Typically when you have to put sideways pressure on a connector for it to work, there's three things to look for. The most common is a stretched or corroded terminal. Most of the time you can slide a pick in beside the terminal to squeeze it to make tighter contact. If it's corroded, you'll need to disassemble the plug, then release a little plastic finger to allow the terminal to be removed, then you can replace it. GM and Chrysler dealers have replacement terminals available. Ford is well-known to not make repair parts available after just a few years so the best alternative is to visit a salvage yard to get a terminal out of a plug. If you have to pick it to make it fit tighter but the plug design prevents you from doing that, you'll have to pull the terminal out, then squeeze it gently with a needle-nose pliers.
The second thing to suspect when you're working with a connector that plugs into a computer or anything with a circuit board is a terminal that is broken loose from the board.
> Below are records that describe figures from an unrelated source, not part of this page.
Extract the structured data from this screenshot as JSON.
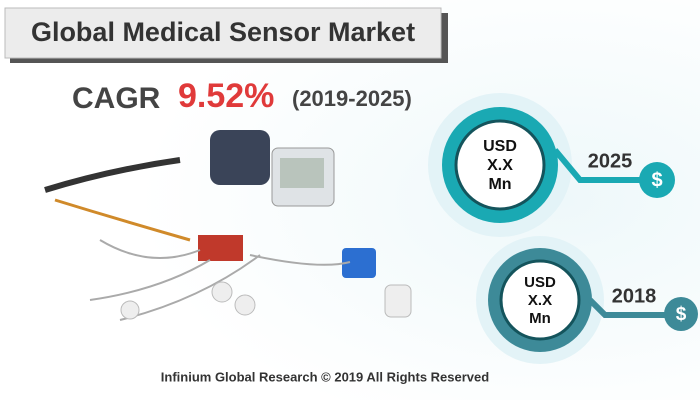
{
  "header": {
    "title": "Global Medical Sensor Market"
  },
  "cagr": {
    "label": "CAGR",
    "value": "9.52%",
    "period": "(2019-2025)"
  },
  "forecast": {
    "unit_line1": "USD",
    "unit_line2": "X.X",
    "unit_line3": "Mn",
    "year": "2025",
    "currency": "$"
  },
  "base": {
    "unit_line1": "USD",
    "unit_line2": "X.X",
    "unit_line3": "Mn",
    "year": "2018",
    "currency": "$"
  },
  "footer": {
    "copyright": "Infinium Global Research © 2019 All Rights Reserved"
  }
}
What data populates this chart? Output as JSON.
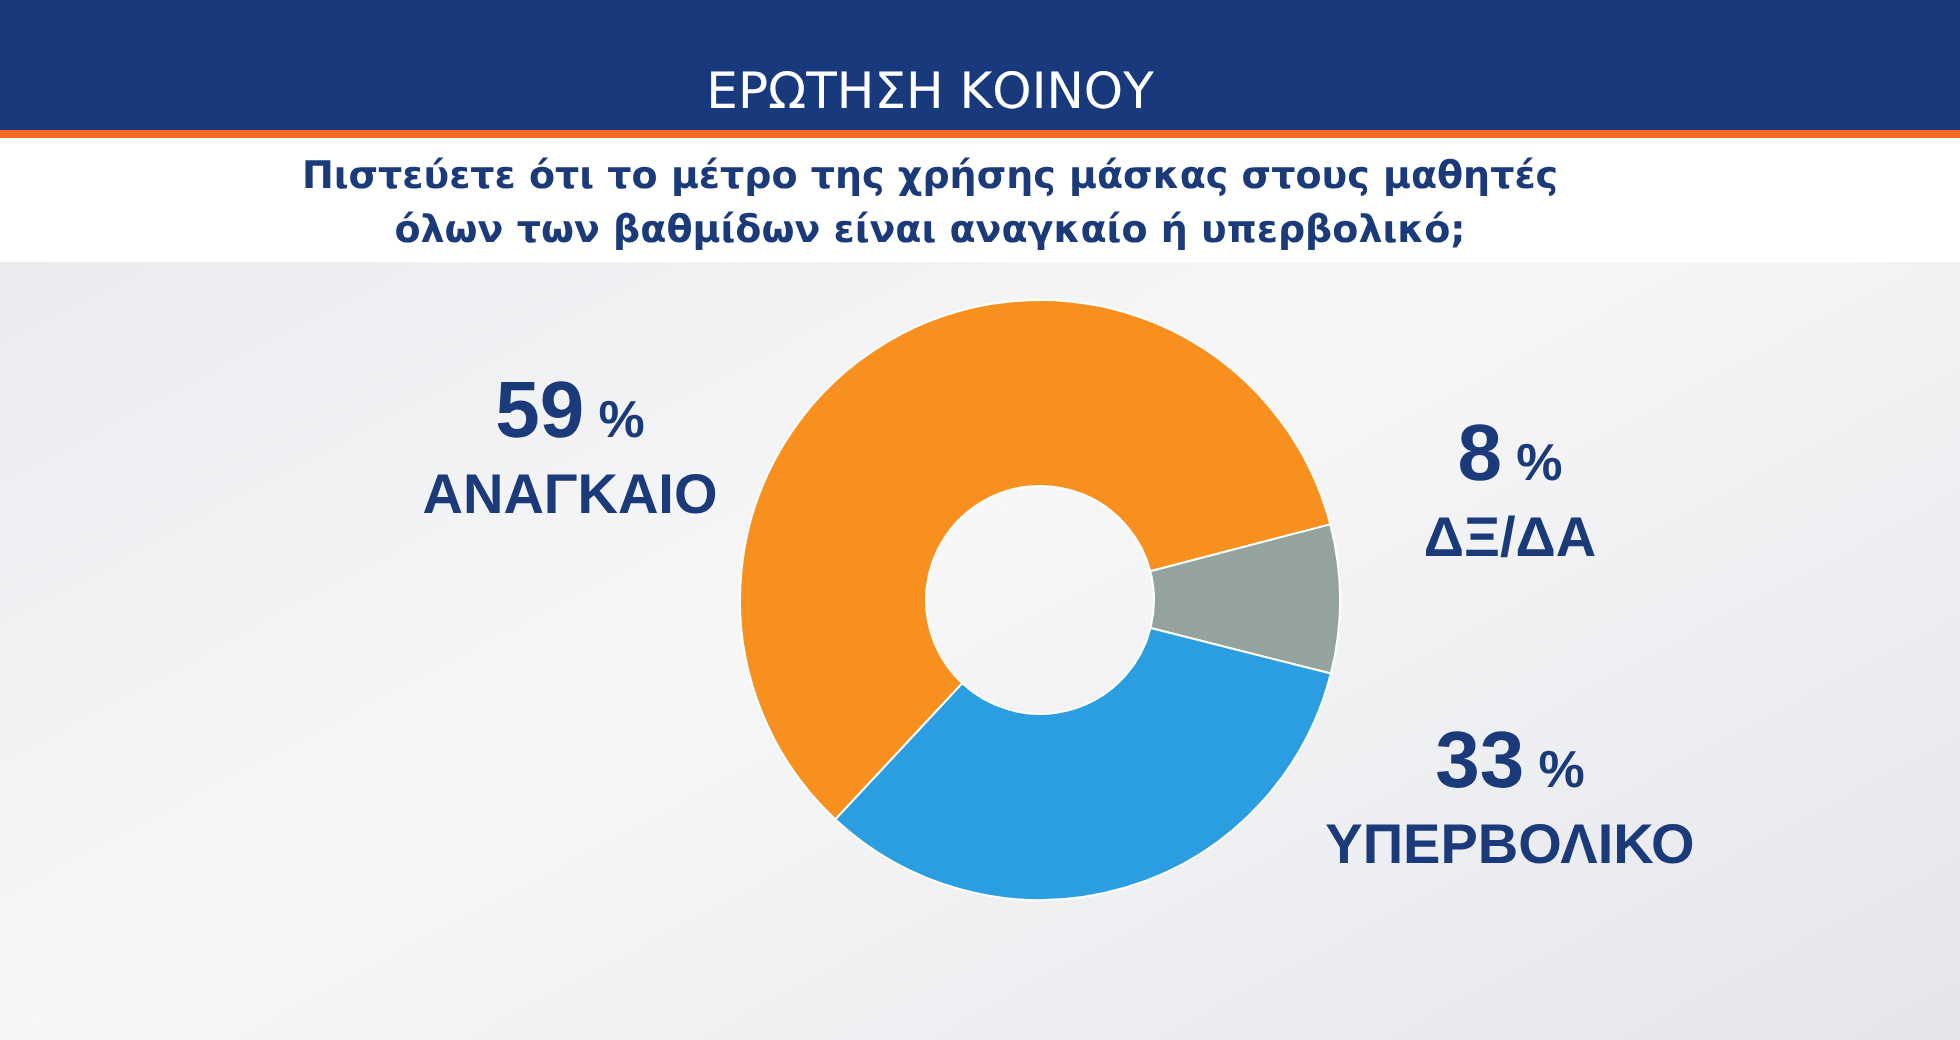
{
  "chart_data": {
    "type": "donut",
    "title": "ΕΡΩΤΗΣΗ ΚΟΙΝΟΥ",
    "subtitle": "Πιστεύετε ότι το μέτρο της χρήσης μάσκας στους μαθητές όλων των βαθμίδων είναι αναγκαίο ή υπερβολικό;",
    "categories": [
      "ΑΝΑΓΚΑΙΟ",
      "ΔΞ/ΔΑ",
      "ΥΠΕΡΒΟΛΙΚΟ"
    ],
    "values": [
      59,
      8,
      33
    ],
    "value_labels": [
      "59 %",
      "8 %",
      "33 %"
    ],
    "colors": [
      "#f7901e",
      "#94a39d",
      "#2a9ee0"
    ]
  }
}
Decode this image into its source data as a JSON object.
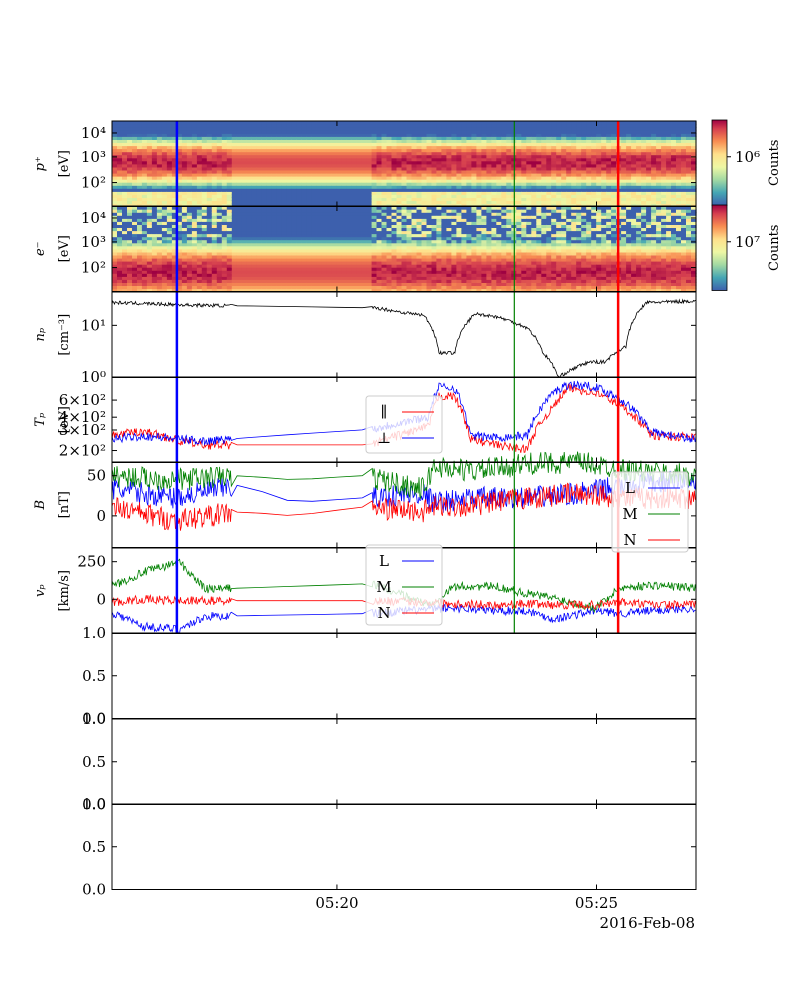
{
  "chart_data": {
    "type": "line",
    "date_label": "2016-Feb-08",
    "x_tick_labels": [
      "05:20",
      "05:25"
    ],
    "time_range": [
      "05:15:40",
      "05:26:55"
    ],
    "colors": {
      "blue_marker": "#0000ff",
      "green_marker": "#008000",
      "red_marker": "#ff0000",
      "L": "#0000ff",
      "M": "#008000",
      "N": "#ff0000",
      "par": "#ff0000",
      "perp": "#0000ff",
      "np": "#000000"
    },
    "vertical_markers": [
      {
        "time": "05:16:55",
        "color": "blue"
      },
      {
        "time": "05:23:25",
        "color": "green"
      },
      {
        "time": "05:25:25",
        "color": "red"
      }
    ],
    "panels": [
      {
        "id": "proton_spectrogram",
        "type": "heatmap",
        "ylabel": [
          "p⁺",
          "[eV]"
        ],
        "yscale": "log",
        "yticks": [
          "10⁴",
          "10³",
          "10²"
        ],
        "colorbar": {
          "label": "Counts",
          "tick": "10⁶"
        },
        "peak_energy_ev": 600
      },
      {
        "id": "electron_spectrogram",
        "type": "heatmap",
        "ylabel": [
          "e⁻",
          "[eV]"
        ],
        "yscale": "log",
        "yticks": [
          "10⁴",
          "10³",
          "10²"
        ],
        "colorbar": {
          "label": "Counts",
          "tick": "10⁷"
        },
        "peak_energy_ev": 60
      },
      {
        "id": "density",
        "ylabel": [
          "nₚ",
          "[cm⁻³]"
        ],
        "yscale": "log",
        "yticks": [
          "10¹",
          "10⁰"
        ],
        "series": [
          {
            "color": "np",
            "points": [
              [
                0,
                28
              ],
              [
                1.5,
                25
              ],
              [
                5.1,
                22
              ],
              [
                5.6,
                18
              ],
              [
                6.0,
                16
              ],
              [
                6.3,
                3
              ],
              [
                6.6,
                3
              ],
              [
                7.0,
                17
              ],
              [
                7.4,
                15
              ],
              [
                7.7,
                12
              ],
              [
                8.0,
                9
              ],
              [
                8.3,
                3
              ],
              [
                8.6,
                1
              ],
              [
                9.2,
                2
              ],
              [
                9.5,
                2
              ],
              [
                9.9,
                4
              ],
              [
                10.3,
                28
              ],
              [
                11.25,
                30
              ]
            ]
          }
        ]
      },
      {
        "id": "temperature",
        "ylabel": [
          "Tₚ",
          "[eV]"
        ],
        "yscale": "log",
        "yticks": [
          "6×10²",
          "4×10²",
          "3×10²",
          "2×10²"
        ],
        "legend": [
          "∥",
          "⊥"
        ],
        "series": [
          {
            "name": "∥",
            "color": "par",
            "points": [
              [
                0,
                260
              ],
              [
                0.6,
                290
              ],
              [
                1.3,
                230
              ],
              [
                1.8,
                210
              ],
              [
                5.0,
                210
              ],
              [
                6.1,
                320
              ],
              [
                6.3,
                650
              ],
              [
                6.6,
                640
              ],
              [
                6.9,
                240
              ],
              [
                7.4,
                210
              ],
              [
                8.0,
                190
              ],
              [
                8.5,
                500
              ],
              [
                8.8,
                780
              ],
              [
                9.3,
                700
              ],
              [
                9.8,
                520
              ],
              [
                10.4,
                260
              ],
              [
                11.25,
                250
              ]
            ]
          },
          {
            "name": "⊥",
            "color": "perp",
            "points": [
              [
                0,
                240
              ],
              [
                0.6,
                260
              ],
              [
                1.3,
                240
              ],
              [
                1.8,
                230
              ],
              [
                5.0,
                300
              ],
              [
                6.1,
                400
              ],
              [
                6.3,
                800
              ],
              [
                6.6,
                780
              ],
              [
                6.9,
                260
              ],
              [
                7.4,
                250
              ],
              [
                8.0,
                260
              ],
              [
                8.5,
                700
              ],
              [
                8.8,
                850
              ],
              [
                9.3,
                800
              ],
              [
                9.8,
                600
              ],
              [
                10.4,
                280
              ],
              [
                11.25,
                240
              ]
            ]
          }
        ]
      },
      {
        "id": "magnetic_field",
        "ylabel": [
          "B",
          "[nT]"
        ],
        "ylim": [
          -35,
          60
        ],
        "yticks": [
          "50",
          "0"
        ],
        "legend": [
          "L",
          "M",
          "N"
        ],
        "series": [
          {
            "name": "L",
            "color": "L",
            "points": [
              [
                0,
                30
              ],
              [
                1.2,
                20
              ],
              [
                2.5,
                35
              ],
              [
                3.5,
                15
              ],
              [
                4.8,
                20
              ],
              [
                6.0,
                25
              ],
              [
                6.2,
                15
              ],
              [
                7.0,
                20
              ],
              [
                8.0,
                20
              ],
              [
                9.0,
                25
              ],
              [
                10.0,
                35
              ],
              [
                11.25,
                40
              ]
            ]
          },
          {
            "name": "M",
            "color": "M",
            "points": [
              [
                0,
                45
              ],
              [
                1.2,
                40
              ],
              [
                2.5,
                45
              ],
              [
                3.5,
                40
              ],
              [
                4.8,
                45
              ],
              [
                6.0,
                30
              ],
              [
                6.2,
                55
              ],
              [
                7.0,
                50
              ],
              [
                8.0,
                58
              ],
              [
                9.0,
                60
              ],
              [
                10.0,
                50
              ],
              [
                11.25,
                45
              ]
            ]
          },
          {
            "name": "N",
            "color": "N",
            "points": [
              [
                0,
                10
              ],
              [
                1.2,
                -5
              ],
              [
                2.5,
                5
              ],
              [
                3.5,
                0
              ],
              [
                4.8,
                10
              ],
              [
                6.0,
                5
              ],
              [
                6.2,
                10
              ],
              [
                7.0,
                12
              ],
              [
                8.0,
                20
              ],
              [
                9.0,
                25
              ],
              [
                10.0,
                20
              ],
              [
                11.25,
                20
              ]
            ]
          }
        ]
      },
      {
        "id": "velocity",
        "ylabel": [
          "vₚ",
          "[km/s]"
        ],
        "ylim": [
          -200,
          400
        ],
        "yticks": [
          "250",
          "0"
        ],
        "legend": [
          "L",
          "M",
          "N"
        ],
        "series": [
          {
            "name": "L",
            "color": "L",
            "points": [
              [
                0,
                -50
              ],
              [
                0.6,
                -150
              ],
              [
                1.3,
                -170
              ],
              [
                1.8,
                -80
              ],
              [
                5.0,
                -60
              ],
              [
                6.1,
                -30
              ],
              [
                6.6,
                -20
              ],
              [
                7.4,
                -40
              ],
              [
                8.0,
                -40
              ],
              [
                8.5,
                -100
              ],
              [
                9.3,
                -40
              ],
              [
                9.8,
                -60
              ],
              [
                10.4,
                -40
              ],
              [
                11.25,
                -20
              ]
            ]
          },
          {
            "name": "M",
            "color": "M",
            "points": [
              [
                0,
                130
              ],
              [
                0.6,
                230
              ],
              [
                1.3,
                300
              ],
              [
                1.8,
                110
              ],
              [
                5.0,
                150
              ],
              [
                6.1,
                0
              ],
              [
                6.6,
                130
              ],
              [
                7.4,
                130
              ],
              [
                8.0,
                80
              ],
              [
                8.5,
                50
              ],
              [
                9.3,
                -20
              ],
              [
                9.8,
                120
              ],
              [
                10.4,
                140
              ],
              [
                11.25,
                120
              ]
            ]
          },
          {
            "name": "N",
            "color": "N",
            "points": [
              [
                0,
                20
              ],
              [
                0.6,
                40
              ],
              [
                1.3,
                30
              ],
              [
                1.8,
                30
              ],
              [
                5.0,
                30
              ],
              [
                6.1,
                20
              ],
              [
                6.6,
                10
              ],
              [
                7.4,
                0
              ],
              [
                8.0,
                10
              ],
              [
                8.5,
                0
              ],
              [
                9.3,
                0
              ],
              [
                9.8,
                20
              ],
              [
                10.4,
                0
              ],
              [
                11.25,
                0
              ]
            ]
          }
        ]
      },
      {
        "id": "empty_1",
        "ylim": [
          0,
          1
        ],
        "yticks": [
          "1.0",
          "0.5",
          "0.0"
        ]
      },
      {
        "id": "empty_2",
        "ylim": [
          0,
          1
        ],
        "yticks": [
          "1.0",
          "0.5",
          "0.0"
        ]
      },
      {
        "id": "empty_3",
        "ylim": [
          0,
          1
        ],
        "yticks": [
          "1.0",
          "0.5",
          "0.0"
        ]
      }
    ]
  }
}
To fix that you have to get the board out of the housing, and remove any protective jelly, if that is used, then resolder the terminal to the board. TV repairmen ran into this every day once tvs started to be made with automated assembly techniques.
A less-common problem is a break in the wire just outside of where it is crimped to the terminal. Sometimes a clue presents itself where the wire's insulation is slightly discolored right next to the terminal. To verify that, hold the plug while you tug gently on the wire. If the wire is broken inside the insulation, that insulation will stretch like a stiff rubber band.